Wow! Those 2 Styx males are powerful looking. Were they litter mates? I wonder if the one with the full mane is older.
Yesterday morning had a slow start to it. It was a grey day in the Lowveld with the clouds scudding across the sky and a chilly wind blowing. Mike Sithole had heard lions roaring as he pulled the Land Rover into the car park at dawn and was convinced it was the two Styx males that had been hanging around the centre of the property.
We headed in that direction, and when we were nearly at Pipeline Pan, where Mike thought the roars had been emanating from, he spotted tracks of a pride crossing the road. As it turned out, the tracks were a red herring, and after an hour’s fruitless effort in which we had yet to find any lions (we believe the tracks were of the Styx pride moving through), ranger Ntsako Sibuyi found the two Styx males exactly where Mike had guessed they would be. Slightly annoyed with ourselves for being distracted by the tracks of the pride, we nevertheless joined Ntsako and still enjoyed a great sighting of the two male lions in the open.
Barely thirty minutes later, Greg Pingo made the surprising discovery of three of the Majingilane males, rare visitors to Londolozi these days, lying barely 400m from the Styx males as the crow flies.
We presumed the Majingilane had moved south in response to the Styx males’ roaring, and we anticipated some action that night. We made sure we were on the scene early in order to be there should anything develop.
It was not to be however, and despite some early signs that the Majingilane looked likely to move, they decided to fall asleep instead. The Styx males, for reasons initially unknown, began moving back east quite early in the evening, and quietly, not roaring into the gathering dusk, which would have been a sure invitation for the Majingilane to bring down swift retribution on them.
We found out later that the missing Majingilane (Dark maned male) had been calling to the west of Londolozi, and it was most likely his calls that prompted a retreat by the Styx males.
Despite the proximity of the two coalitions to each other through the whole day, neither was aware of exactly how close the other was, and what could have developed into some kind of exciting interaction instead ended up in both coalitions walking silently off into the darkness in opposite directions.
Something did happen during the night, however, as ranger Melvin Sambo discovered two unknown male lions on our eastern boundary this morning, and with reports from our east indicating that only a single Styx male was found, and the fact that he and the unknown pair were both roaring, it seems likely that some kind of interaction took place during the hours of darkness.
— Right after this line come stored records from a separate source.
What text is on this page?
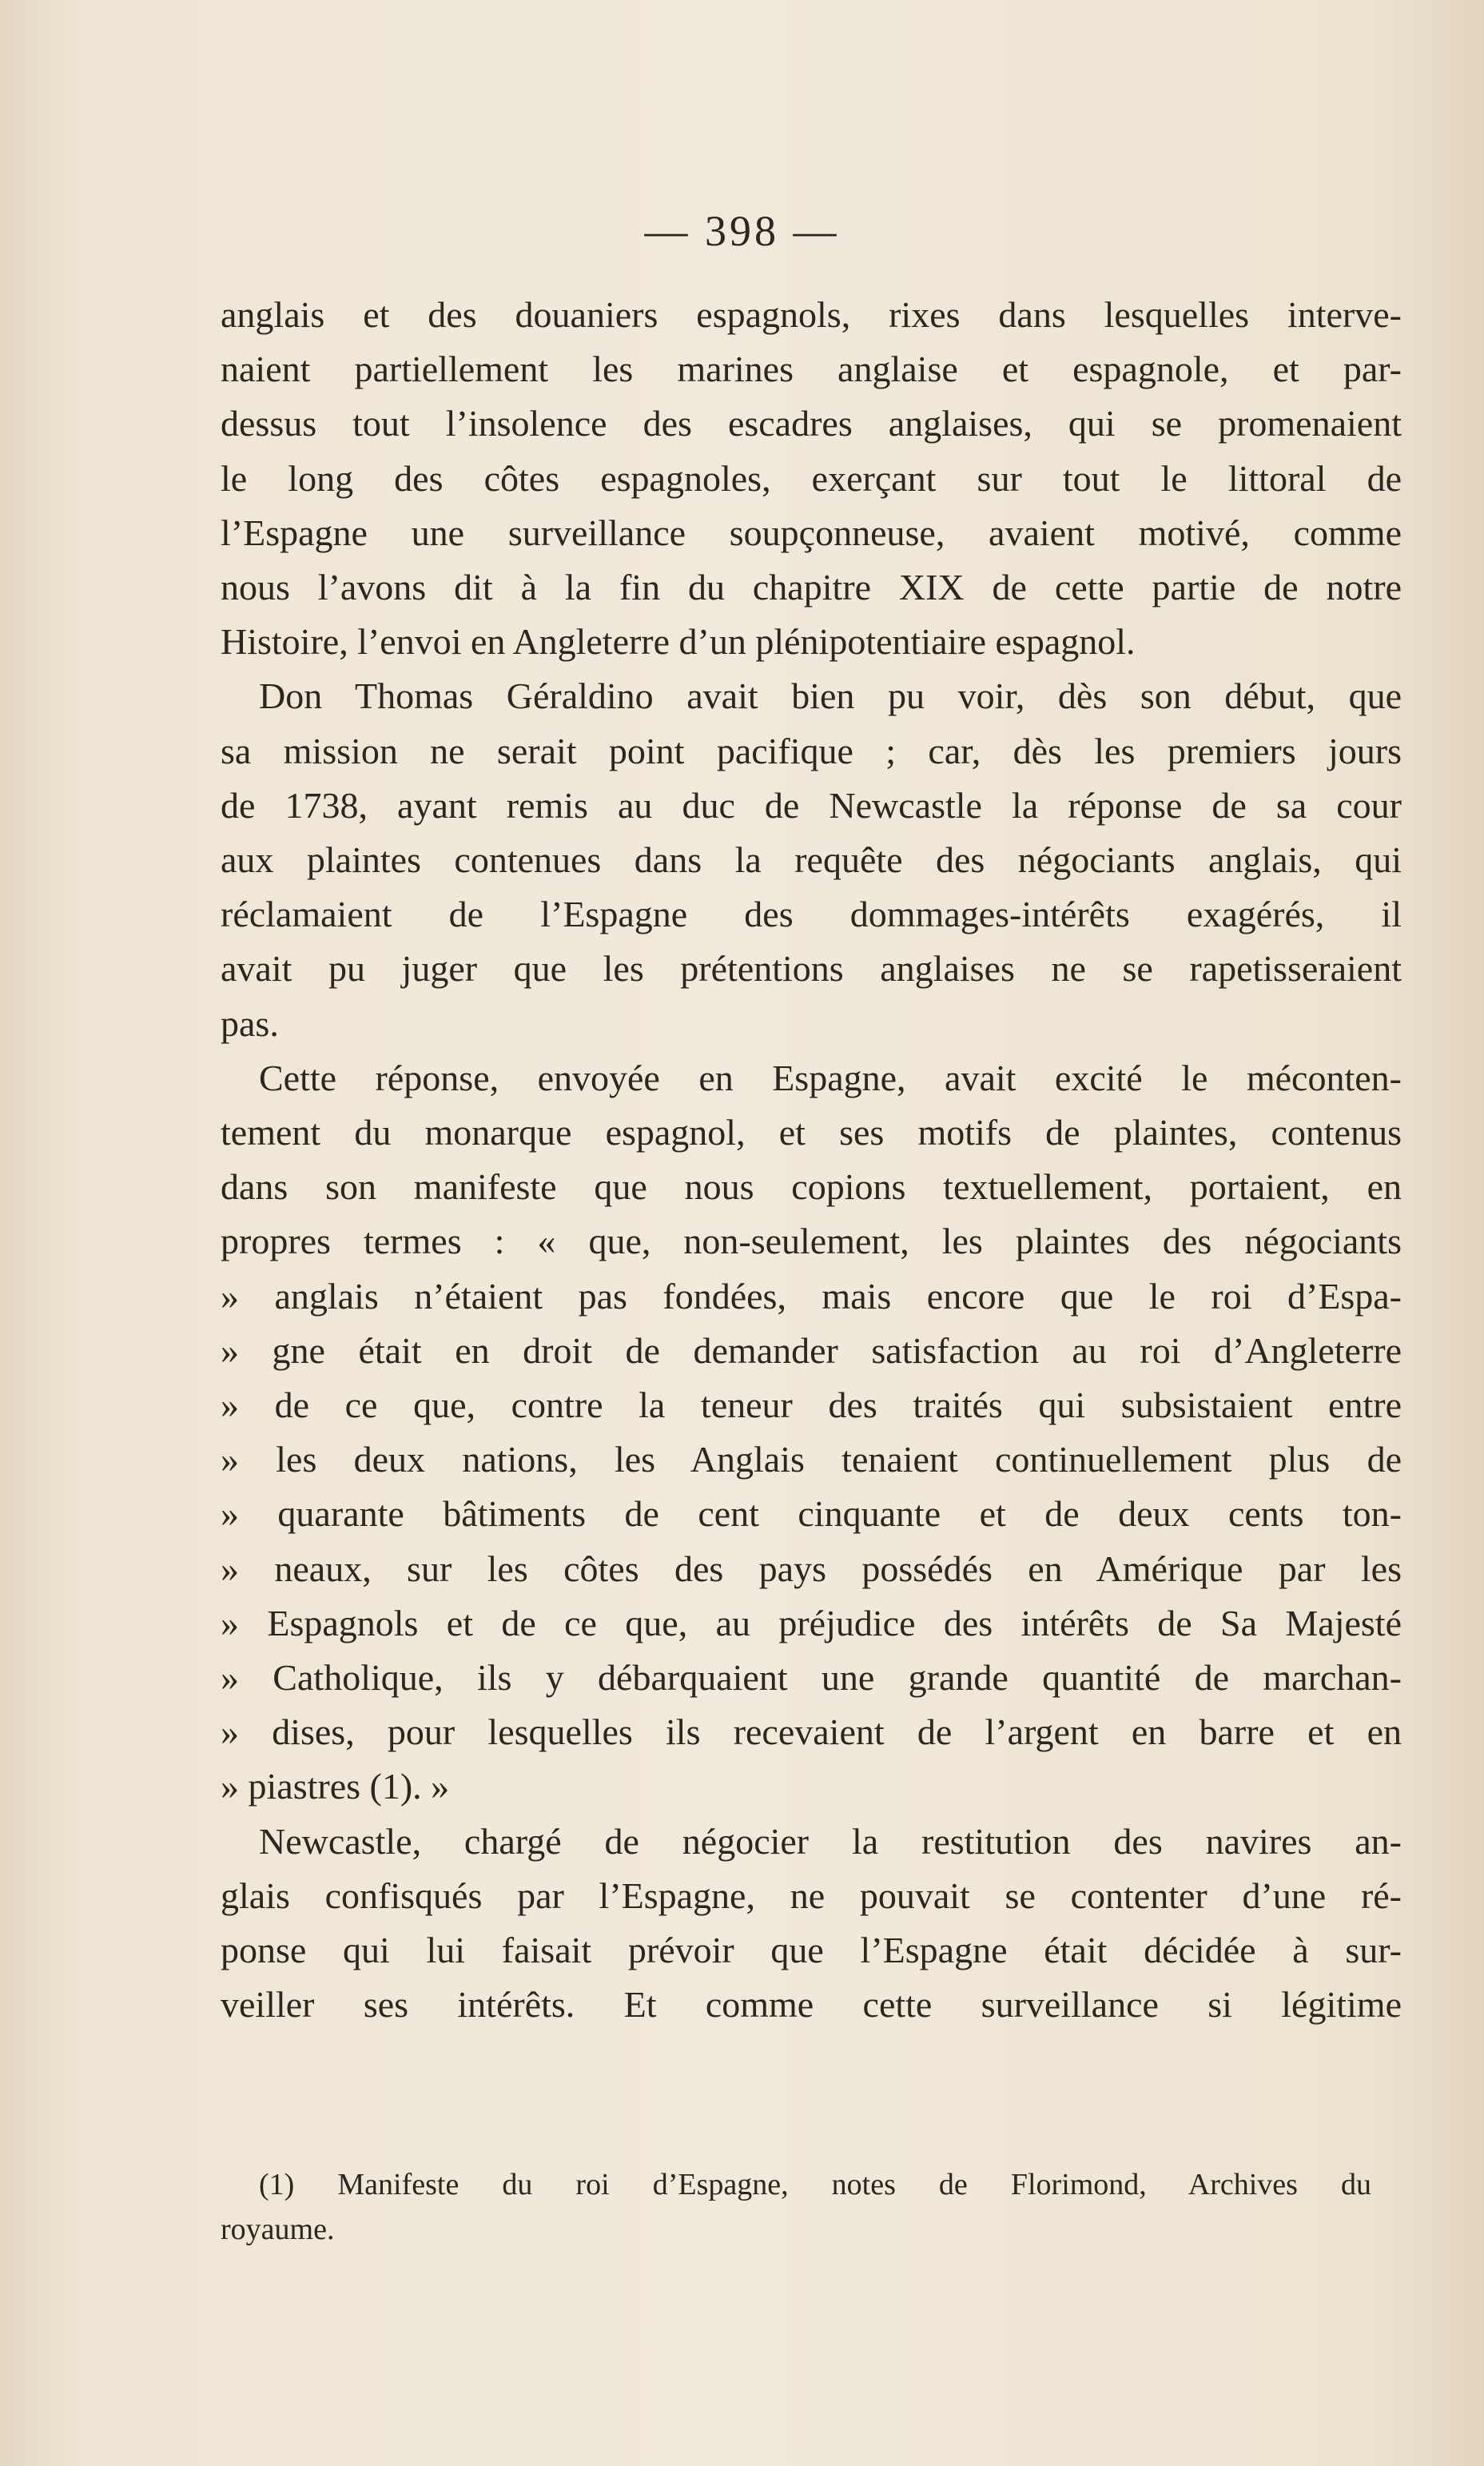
— 398 —
anglais et des douaniers espagnols, rixes dans lesquelles interve-
naient partiellement les marines anglaise et espagnole, et par-
dessus tout l’insolence des escadres anglaises, qui se promenaient
le long des côtes espagnoles, exerçant sur tout le littoral de
l’Espagne une surveillance soupçonneuse, avaient motivé, comme
nous l’avons dit à la fin du chapitre XIX de cette partie de notre
Histoire, l’envoi en Angleterre d’un plénipotentiaire espagnol.
Don Thomas Géraldino avait bien pu voir, dès son début, que
sa mission ne serait point pacifique ; car, dès les premiers jours
de 1738, ayant remis au duc de Newcastle la réponse de sa cour
aux plaintes contenues dans la requête des négociants anglais, qui
réclamaient de l’Espagne des dommages-intérêts exagérés, il
avait pu juger que les prétentions anglaises ne se rapetisseraient
pas.
Cette réponse, envoyée en Espagne, avait excité le méconten-
tement du monarque espagnol, et ses motifs de plaintes, contenus
dans son manifeste que nous copions textuellement, portaient, en
propres termes : « que, non-seulement, les plaintes des négociants
» anglais n’étaient pas fondées, mais encore que le roi d’Espa-
» gne était en droit de demander satisfaction au roi d’Angleterre
» de ce que, contre la teneur des traités qui subsistaient entre
» les deux nations, les Anglais tenaient continuellement plus de
» quarante bâtiments de cent cinquante et de deux cents ton-
» neaux, sur les côtes des pays possédés en Amérique par les
» Espagnols et de ce que, au préjudice des intérêts de Sa Majesté
» Catholique, ils y débarquaient une grande quantité de marchan-
» dises, pour lesquelles ils recevaient de l’argent en barre et en
» piastres (1). »
Newcastle, chargé de négocier la restitution des navires an-
glais confisqués par l’Espagne, ne pouvait se contenter d’une ré-
ponse qui lui faisait prévoir que l’Espagne était décidée à sur-
veiller ses intérêts. Et comme cette surveillance si légitime
(1) Manifeste du roi d’Espagne, notes de Florimond, Archives du
royaume.
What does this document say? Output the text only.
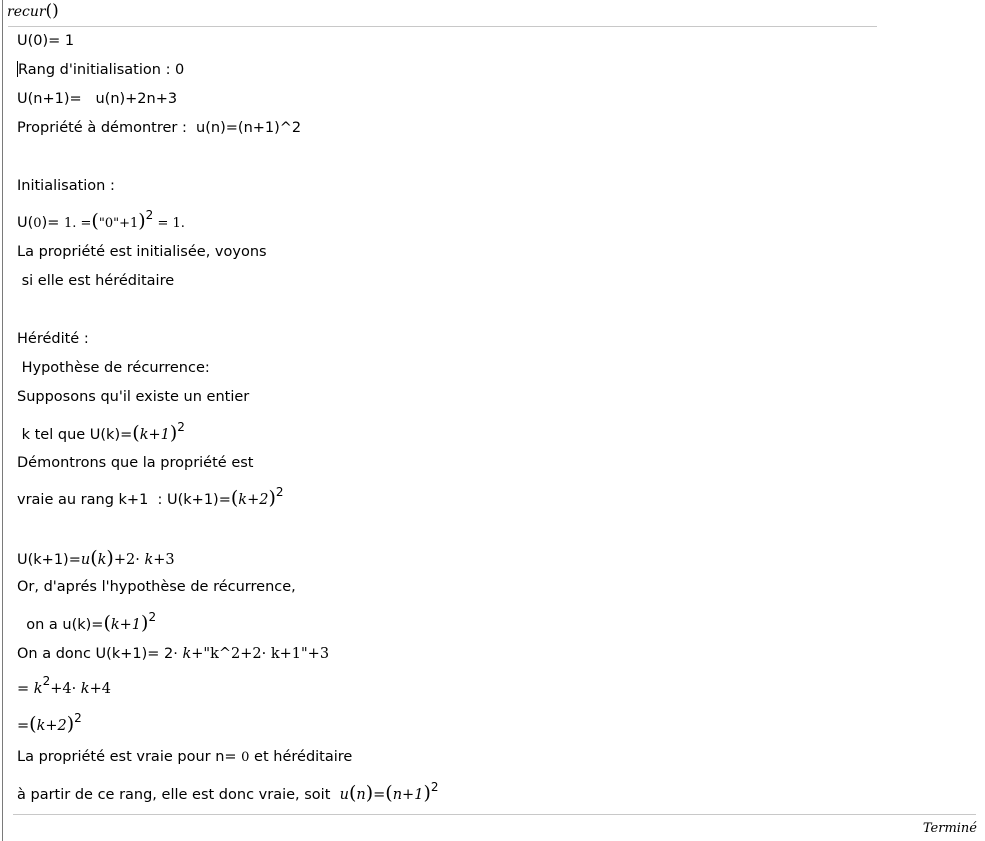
recur()
U(0)= 1
Rang d'initialisation : 0
U(n+1)=   u(n)+2n+3
Propriété à démontrer :  u(n)=(n+1)^2
Initialisation :
U(0)= 1. =("0"+1)$^2$ = 1.
La propriété est initialisée, voyons
si elle est héréditaire
Hérédité :
Hypothèse de récurrence:
Supposons qu'il existe un entier
k tel que $U(k)=(k+1)^2$
Démontrons que la propriété est
vraie au rang k+1  : $U(k+1)=(k+2)^2$
U(k+1)=u(k)+2· k+3
Or, d'aprés l'hypothèse de récurrence,
on a $u(k)=(k+1)^2$
On a donc U(k+1)= 2· k+"k^2+2· k+1"+3
= $k^2+4\cdot k+4$
$=(k+2)^2$
La propriété est vraie pour n= 0 et héréditaire
à partir de ce rang, elle est donc vraie, soit  $u(n)=(n+1)^2$
Terminé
The Styx males moved away from the Majingilane only to bump into an unknown entity encroaching from the opposite direction. Ironic.
Things are heating up for the lions here on Londolozi…
Written and Photographed by James Tyrrell
Filed under Wildlife
As far as we know, yes they are litter mates. The male with the smaller mane also bears many scars, apparently from an attack from another lion. When male lions are stressed or in poor condition, their mane often follows suit, and we believe it was during the recovery period from this attack that his mane may have lost condition, resulting in him not being quite as impressive as his brother.